Below is a portion of a map from the City Atlas of Albany, New York, 1876 showing picnic grounds off Second Avenue in the center of the photo.
The area west of
Second Avenue and Garden Street extending out to the Delaware Turnpike, now
Avenue, was known as Blackman’s Farm and also Blackman’s Bush. The name eventually changed to Colling’s
Grove after Leonard Colling purchased 25.9 acres for $5,000 in 1868. Still, later came another name change to
Dobler Park, after the Dobler Brewing Company purchased the land in 1899. The park became an enormously popular picnic
ground for the German element until the land was sold in 1909 and sub-divided
into building lots. In 1903 and 1904, Fritz
Erhardt operated a saloon on the premises of Dobler Park before becoming the
proprietor of Shafer’s Grove in 1905.
According to city historian Virginia Bowers, parades and picnics were
common in the “South End” of the late nineteenth and early twentieth centuries;
many would start at the bottom of Second Avenue and South Pearl Street and
proceed up Second Avenue to Colling’s Grove, where food, drink, music, and
dance was enjoyed by all. The annual
German “Schwabenfest” of the Schwabenverein was also held each summer
on these picnic grounds.
On September 19,
1904, Albany’s first annual Deutsch Tag
or German Day was held at Dobler Park and was “an unqualified success.”[1] The
night before, the German Hall Association arranged an enormous vocal and
instrumental concert at the Harmanus Bleecker Hall to inaugurate the first Deutsch Tag. A children’s chorus of 250 voices, a male
chorus of 120, and a mixed chorus of 250 entertained the German citizens of
Albany throughout the night. The Albany Argus praised the German concert,
stating, “…yet it was nevertheless distinctively an Albany audience, the Germans
have become so thoroughly assimilated in the civilization of the new world that
all, whether born here or in the Fatherland, are Americans.”[2] German
Day celebrated the arrival of the “German Mayflower,” the Concord, and the
subsequent establishment of the first German colony in America at Germantown,
Pennsylvania.
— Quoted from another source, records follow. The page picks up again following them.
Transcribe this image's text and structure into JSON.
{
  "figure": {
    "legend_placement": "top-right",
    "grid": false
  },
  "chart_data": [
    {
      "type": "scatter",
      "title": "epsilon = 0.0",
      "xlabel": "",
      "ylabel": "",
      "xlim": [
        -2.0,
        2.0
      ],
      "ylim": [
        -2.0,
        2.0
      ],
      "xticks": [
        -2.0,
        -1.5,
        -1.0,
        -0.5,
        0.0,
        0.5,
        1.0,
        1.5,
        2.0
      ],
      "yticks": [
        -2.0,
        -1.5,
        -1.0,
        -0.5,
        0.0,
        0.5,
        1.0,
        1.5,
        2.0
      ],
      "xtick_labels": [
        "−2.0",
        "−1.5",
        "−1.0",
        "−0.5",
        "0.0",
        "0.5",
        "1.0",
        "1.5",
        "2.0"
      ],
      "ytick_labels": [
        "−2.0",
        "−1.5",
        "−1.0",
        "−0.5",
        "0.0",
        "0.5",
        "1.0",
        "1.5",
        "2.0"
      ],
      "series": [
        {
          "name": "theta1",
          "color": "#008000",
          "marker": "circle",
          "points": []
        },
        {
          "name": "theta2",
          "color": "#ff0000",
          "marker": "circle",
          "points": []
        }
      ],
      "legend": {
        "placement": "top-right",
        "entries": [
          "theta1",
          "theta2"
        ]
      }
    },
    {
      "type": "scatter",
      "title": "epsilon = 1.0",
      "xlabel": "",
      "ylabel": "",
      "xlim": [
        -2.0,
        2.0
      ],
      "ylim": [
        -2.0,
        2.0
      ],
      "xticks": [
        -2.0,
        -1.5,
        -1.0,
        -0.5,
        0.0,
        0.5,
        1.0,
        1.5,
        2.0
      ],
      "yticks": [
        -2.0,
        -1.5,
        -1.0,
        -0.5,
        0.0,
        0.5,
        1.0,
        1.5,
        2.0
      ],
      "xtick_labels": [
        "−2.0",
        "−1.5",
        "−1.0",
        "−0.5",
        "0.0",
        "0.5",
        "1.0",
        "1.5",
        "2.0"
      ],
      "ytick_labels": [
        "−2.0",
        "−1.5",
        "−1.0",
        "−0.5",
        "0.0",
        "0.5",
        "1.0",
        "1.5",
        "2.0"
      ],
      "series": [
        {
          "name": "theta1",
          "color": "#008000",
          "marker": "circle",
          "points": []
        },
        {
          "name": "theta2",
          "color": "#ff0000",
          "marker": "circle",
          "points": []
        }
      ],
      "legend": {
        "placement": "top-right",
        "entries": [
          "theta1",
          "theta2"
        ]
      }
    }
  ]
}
The colony was established
on October 6, 1683 by Franz Daniel Pastorius and was composed of mainly
religious refugees from the Palatinate.
On August 28, 1905 and August 13, 1906, German Day celebrations were
also held at Dobler Park. The third
annual German Day of 1906 saw over four thousand people attend the
festivities. The celebrations included a
parade in the morning, a picnic, and a field day at the park, both in the
afternoon and evening. At the fest, confirming
the importance and industriousness of the German people, the Times Union proclaimed; “There is no
city in this broad land which owes more to the sturdy descendants of the land
of the Rhine than does Albany.”[3]
Another picnic area
popular among the Germans was the vicinity south of Dobler Park, known as
Schaller’s Grove. The grove was
established in 1903 and was used until the early 1950s when New York State
procured the land for the New York State Thruway.[4] A
smaller recreational area east of Dobler Park was Grandview Park, off lower
Second Avenue, circa 1912. Around 1914,
northwest of Dobler Park another picnic ground popular with the German element
was Marshall’s Grove, located on Delaware Avenue. The German Holy Cross parish held picnics and
field days at this locale.[5]
[1] Times Union, September 17, 1904, 6:2;
September 19, 1904, 1:2. Albany Argus,
September 19, 1904, 8:1; September 20, 1904, 3:3.
[2] Albany Argus, September 19, 1904, 2:4.
[3] Times Union, August 13, 1906, 1:6; July
21, 1906, 2:3.
[4] Knickerbocker News, July 25, 1960, 9A:1.
Bowers, “The Texture of a Neighborhood,” p. 208.
[5] Times Union, July 20, 1914, 6:3.